Le Liban, qui attirait depuis 1920 les capitaux des Arabes fortunés, devint après-guerre « la Suisse du Moyen-Orient ». Les établissements bancaires, financiers et d'assurance constituèrent le « noyau dur » de la présence économique française au Liban, suivi par l'implantation d'entreprises industrielles ou commerciales, qui y trouvaient un débouché pour leurs marchandises. L'enseignement en français, notamment les nombreux établissements scolaires catholiques, permettait de disposer d'un personnel et de cadres francophones pour les entreprises. Actuellement, près de la moitié de la population, principalement parmi la bourgeoisie et la petite bourgeoisie aisée, parle le français.

Après la proclamation de l'État d'Israël, des centaines de milliers de Palestiniens s'étaient réfugiés au Liban. Ils étaient organisés, armés, possédaient leurs milices, et leur combativité gagnait les classes pauvres de ce pays qui vivaient presque dans les mêmes conditions. Craignant que l'influence croissante des partis palestiniens et de la gauche libanaise ne remette en cause l'équilibre confessionnel, et en particulier le pouvoir de la bourgeoisie chrétienne maronite, cette dernière déclencha la guerre civile en 1975. Elle devait durer jusqu'en 1989.
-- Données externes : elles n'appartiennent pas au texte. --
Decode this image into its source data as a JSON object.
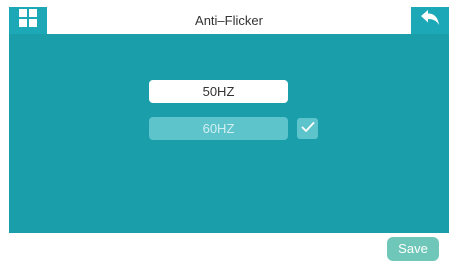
{
  "header": {
    "title": "Anti–Flicker",
    "menu_icon": "grid-menu-icon",
    "back_icon": "back-arrow-icon"
  },
  "options": [
    {
      "label": "50HZ",
      "selected": true
    },
    {
      "label": "60HZ",
      "selected": false,
      "checked": true
    }
  ],
  "footer": {
    "save_label": "Save"
  },
  "colors": {
    "accent": "#1ca8b6",
    "panel": "#1a9ea9",
    "save_button": "#6fc7b9"
  }
}
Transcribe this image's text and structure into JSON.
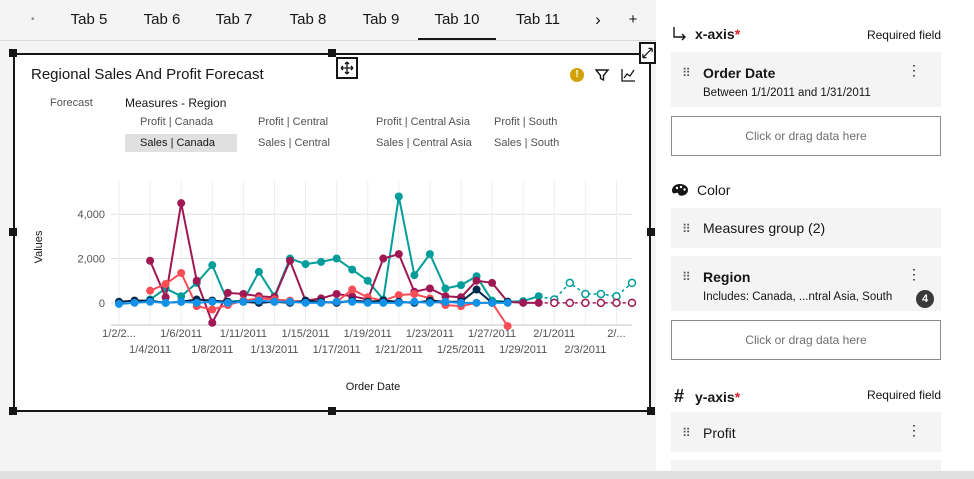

Cette guerre put perturber les relations d'affaires entre la France et le Liban, mais elle les ne remit pas en cause. Après cette guerre commença une nouvelle période favorable aux capitaux français, au travers de la reconstruction du pays. « La France est le pays qui a remporté le plus grand nombre de grands contrats liés à la reconstruction (1,07 milliard d'euros depuis 1992) », se félicitait le Sénat dans un rapport de 2002. « La France », c'était Bouygues, qui a obtenu le marché pour la reconstruction du centre-ville de Beyrouth ; Bouygues encore, avec Vivendi Suez-Lyonnaise des Eaux, pour la remise en état du système de télécommunications et de l'eau, EDF pour l'électricité ; et bien d'autres...

Qui dit présence de capital français au Liban dit aussi visites régulières de politiciens dans le pays. Chirac était d'ailleurs un grand ami de Rafic Hariri, l'ex Premier ministre assassiné l'an dernier, qui avait fait fortune dans l'immobilier en Arabie saoudite et qui, paraît-il, aura apporté sa contribution financière aux campagnes électorales du président français.

Actuellement, la France est premier « partenaire économique » du Liban. Elle en est premier investisseur (hors pays arabes), au travers de grands groupes bancaires ou d'assurance (BNP Paribas, Société Générale, Crédit Agricole, AXA, AGF...) ainsi que des groupes industriels tels que France Télécom, TotalFinaElf, Air Liquide, Alcatel, Lafarge, L'Oréal, Air

France, etc. Fin 2003, les investissements français au Liban s'élevaient à 451 millions d'euros, augmentation de 75 % par rapport à 1998.

Ce sont ces intérêts-là que cherche à défendre le gouvernement français dans ses manoeuvres diplomatiques.